Friday, April 26, 2013

Forgotten Books: A Dark Traveling -- Roger Zelazny

It's hard for me to believe that Roger Zelazny is in danger of becoming a forgotten writer, but I suppose he is.  When I came back to SF in the late '60s after having been away for a few years, Zelazny was one of the first writers that I hadn't known before whose work really hooked me.  I'd buy anything he wrote.  Somewhere along the way, he lost some of his magic (at least for me), but bits and pieces of it still showed up in just about any work of his.  He wrote one YA novel.  This is it.  It came along after the magic was gone, but it's still an entertaining book.

It's also pretty hard to describe because the plot is pretty complicated once you sit down and start thinking about it.  The story begins, as a lot of Zelazny's work does, in the middle of things.  The reader doesn't know what's going on, and it takes a while to catch up.  In the prologue, a girl named Becky, a witch, is having visions.  She doesn't know what they mean, and neither does the reader.  Some of them don't become clear until the very end of the book.  

Aside from the prologue, the book is narrated by James Wiley, who's fourteen and who's a werewolf, though he's never gone through a complete transformation yet.  Becky is his sister, except that she's really not, and his brother, Barry, isn't really his brother, either.  His father, who's really his father has disappeared.  There's blood on the floor, and the transcomp is damaged.  

Eventually we find out that a transcomp allows people to travel between the many alternate timelines, timelines created when a certain event causes one line to branch off from another.  There are three different kinds of timelines, and people who have a transcomp can visit all of them.  Naturally there are some you don't want to visit.

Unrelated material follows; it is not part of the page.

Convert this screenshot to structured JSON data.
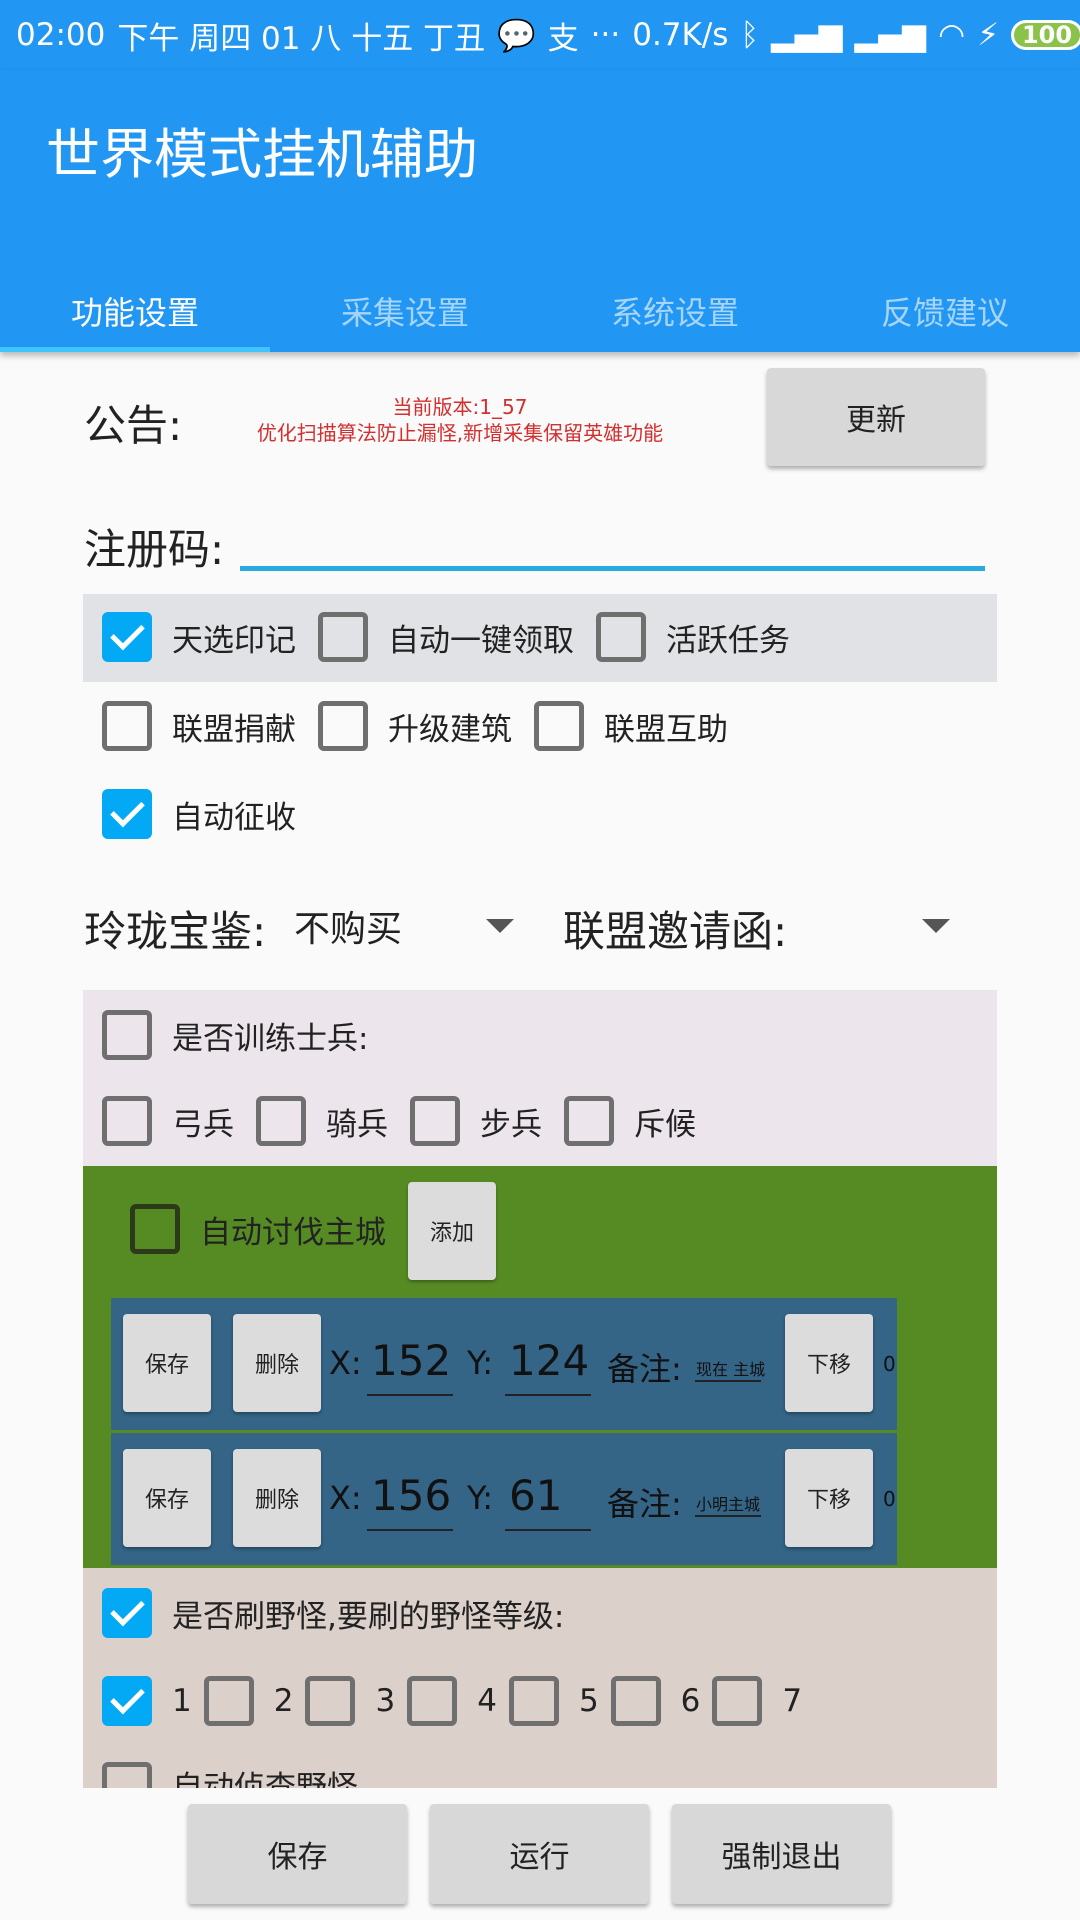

All of that is just the setup, but you can probably guess that there's going to be some timeline travel, that there are big events involved, and that James Wiley will go through a full transformation.  The best writing in the book, and the most like the Zelazny I enjoy, is the transformation scene. Great stuff.  Maybe the best werewolf transformation ever.  The rest of the book doesn't live up to it, but it's very short, it's a good adventure, and I got a little fun out of reading it again.

6 comments:

George said...

I remember the first time I read THE LORD OF LIGHT by Roger Zelazny. Blown away is too mild a description of what that book did to me. You're right that Zelazny's "magic" faded, but at the height of his powers in the Sixties, he may have been the best SF and fantasy writer alive.

mybillcrider said...

I felt the same way about LORD OF LIGHT. And if Zelazny wasn't the best, he was certainly my favorite.

Tom Johnson said...

The one I remember most was DAMNATION ALLEY.

mybillcrider said...

Good book, bad movie!

Steve Hooley said...

I met him once, fighting the cancer that killed him in the end. I heard him read from DONNERJACK and from another work in progress, and heard him explain that the third Madwand book wasn't written because the first two publishers couldn't agree. Argh! No, he won't be forgotten. LORD OF LIGHT seems very important in these days of religious fanaticism.

Anonymous said...

I love Roger Zelazny, but you were exactly right that some of the magic went out of his work. I have noticed this with other writers as well. I wonder if it at times indicates when an author stops doing it part time and becomes an author as his full time job. I feel much the same about Gene Wolfe's work as well. Still love it all but some of the magic has been lost.